Beth clearly loved her chosen field of home economics, writing into The Iowa Homemaker in 1946 to say, “How fortunate, lucky or wise the woman is who chooses home economics for her college training. Of course she wants a home of her own and she finds training for every phase of homemaking in this college course. But the modern woman also wants to test her ability to earn a living. She wants to prove to herself, her family and her friends that she is worth a real pay check.” With that in mind, she also warned young women that in order to succeed in the professional world they must be willing to change, “When she gets a position in business, she will find that business is a competitive field where no one can be static and succeed. So the home economist in business must be alert to change. She must be willing and eager to try new methods, to sense new trends. She must think of her college courses as foundation stones on which to build, but she must be willing to replace even these foundation stones when scientific discoveries prove better ones are available.”

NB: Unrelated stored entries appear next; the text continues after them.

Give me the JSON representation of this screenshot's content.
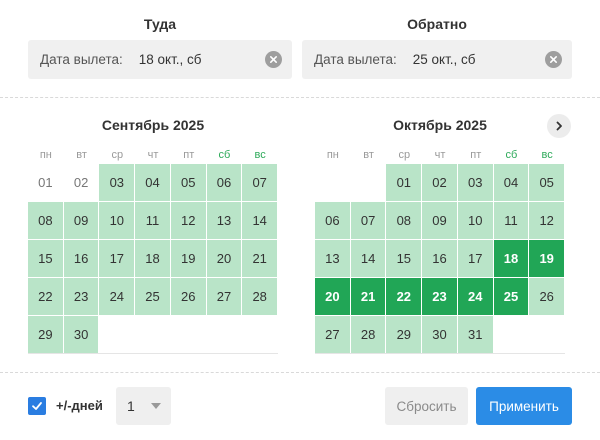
{
  "outbound": {
    "header": "Туда",
    "field_label": "Дата вылета:",
    "field_value": "18 окт., сб"
  },
  "return": {
    "header": "Обратно",
    "field_label": "Дата вылета:",
    "field_value": "25 окт., сб"
  },
  "weekdays": [
    "пн",
    "вт",
    "ср",
    "чт",
    "пт",
    "сб",
    "вс"
  ],
  "months": [
    {
      "title": "Сентябрь 2025",
      "weeks": [
        [
          {
            "d": "01",
            "s": "past"
          },
          {
            "d": "02",
            "s": "past"
          },
          {
            "d": "03",
            "s": "avail"
          },
          {
            "d": "04",
            "s": "avail"
          },
          {
            "d": "05",
            "s": "avail"
          },
          {
            "d": "06",
            "s": "avail"
          },
          {
            "d": "07",
            "s": "avail"
          }
        ],
        [
          {
            "d": "08",
            "s": "avail"
          },
          {
            "d": "09",
            "s": "avail"
          },
          {
            "d": "10",
            "s": "avail"
          },
          {
            "d": "11",
            "s": "avail"
          },
          {
            "d": "12",
            "s": "avail"
          },
          {
            "d": "13",
            "s": "avail"
          },
          {
            "d": "14",
            "s": "avail"
          }
        ],
        [
          {
            "d": "15",
            "s": "avail"
          },
          {
            "d": "16",
            "s": "avail"
          },
          {
            "d": "17",
            "s": "avail"
          },
          {
            "d": "18",
            "s": "avail"
          },
          {
            "d": "19",
            "s": "avail"
          },
          {
            "d": "20",
            "s": "avail"
          },
          {
            "d": "21",
            "s": "avail"
          }
        ],
        [
          {
            "d": "22",
            "s": "avail"
          },
          {
            "d": "23",
            "s": "avail"
          },
          {
            "d": "24",
            "s": "avail"
          },
          {
            "d": "25",
            "s": "avail"
          },
          {
            "d": "26",
            "s": "avail"
          },
          {
            "d": "27",
            "s": "avail"
          },
          {
            "d": "28",
            "s": "avail"
          }
        ],
        [
          {
            "d": "29",
            "s": "avail"
          },
          {
            "d": "30",
            "s": "avail"
          },
          {
            "d": "",
            "s": "empty"
          },
          {
            "d": "",
            "s": "empty"
          },
          {
            "d": "",
            "s": "empty"
          },
          {
            "d": "",
            "s": "empty"
          },
          {
            "d": "",
            "s": "empty"
          }
        ]
      ]
    },
    {
      "title": "Октябрь 2025",
      "weeks": [
        [
          {
            "d": "",
            "s": "empty"
          },
          {
            "d": "",
            "s": "empty"
          },
          {
            "d": "01",
            "s": "avail"
          },
          {
            "d": "02",
            "s": "avail"
          },
          {
            "d": "03",
            "s": "avail"
          },
          {
            "d": "04",
            "s": "avail"
          },
          {
            "d": "05",
            "s": "avail"
          }
        ],
        [
          {
            "d": "06",
            "s": "avail"
          },
          {
            "d": "07",
            "s": "avail"
          },
          {
            "d": "08",
            "s": "avail"
          },
          {
            "d": "09",
            "s": "avail"
          },
          {
            "d": "10",
            "s": "avail"
          },
          {
            "d": "11",
            "s": "avail"
          },
          {
            "d": "12",
            "s": "avail"
          }
        ],
        [
          {
            "d": "13",
            "s": "avail"
          },
          {
            "d": "14",
            "s": "avail"
          },
          {
            "d": "15",
            "s": "avail"
          },
          {
            "d": "16",
            "s": "avail"
          },
          {
            "d": "17",
            "s": "avail"
          },
          {
            "d": "18",
            "s": "sel"
          },
          {
            "d": "19",
            "s": "sel"
          }
        ],
        [
          {
            "d": "20",
            "s": "sel"
          },
          {
            "d": "21",
            "s": "sel"
          },
          {
            "d": "22",
            "s": "sel"
          },
          {
            "d": "23",
            "s": "sel"
          },
          {
            "d": "24",
            "s": "sel"
          },
          {
            "d": "25",
            "s": "sel"
          },
          {
            "d": "26",
            "s": "avail"
          }
        ],
        [
          {
            "d": "27",
            "s": "avail"
          },
          {
            "d": "28",
            "s": "avail"
          },
          {
            "d": "29",
            "s": "avail"
          },
          {
            "d": "30",
            "s": "avail"
          },
          {
            "d": "31",
            "s": "avail"
          },
          {
            "d": "",
            "s": "empty"
          },
          {
            "d": "",
            "s": "empty"
          }
        ]
      ]
    }
  ],
  "footer": {
    "flex_label": "+/-дней",
    "flex_checked": true,
    "flex_days": "1",
    "reset_label": "Сбросить",
    "apply_label": "Применить"
  },
  "colors": {
    "available": "#b9e4c8",
    "selected": "#21a656",
    "weekend_header": "#2eaa5a",
    "primary": "#2b8ce6",
    "checkbox": "#2a7de1"
  },
  "icons": {
    "clear": "close-circle-icon",
    "next": "chevron-right-icon",
    "check": "checkmark-icon",
    "dropdown": "caret-down-icon"
  }
}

Throughout her twenty year career with Swift and Company, Beth maintained close ties with her alma mater, hiring twenty seven Iowa State graduates to be a part of her Martha Logan team. Beth retired from Swift and Company in 1957 and made her way back to Oregon, where she joined that faculty at Oregon State University. In 1958, Iowa State awarded Beth the Alumni Recognition Medal along with an honorary doctorate. Beth Bailey McLean died on September 20, 1976 at the age of eighty four.

Selected Sources

Bailey-McLean, B. “Careful College Preparation Aids The Home Economist in Business,” The Iowa Homemaker 26.6 (1946).

Bailey-McLean, B. “Live While You Work” The Iowa Homemaker 33.2 (1953).

Digital Exhibit. Twentieth Century Women of Iowa State: Beth Bailey McLean. September 2005. Accessed January 22, 2017. http://historicexhibits.lib.iastate.edu/20thWomen/Listpages/mcclean.html.

Iowa State University College of Family and Consumer Sciences Department of Hotel, Restaurant and Institution Management Biographical Files, RS 12/9/2, Special Collections Department, Iowa State University Library.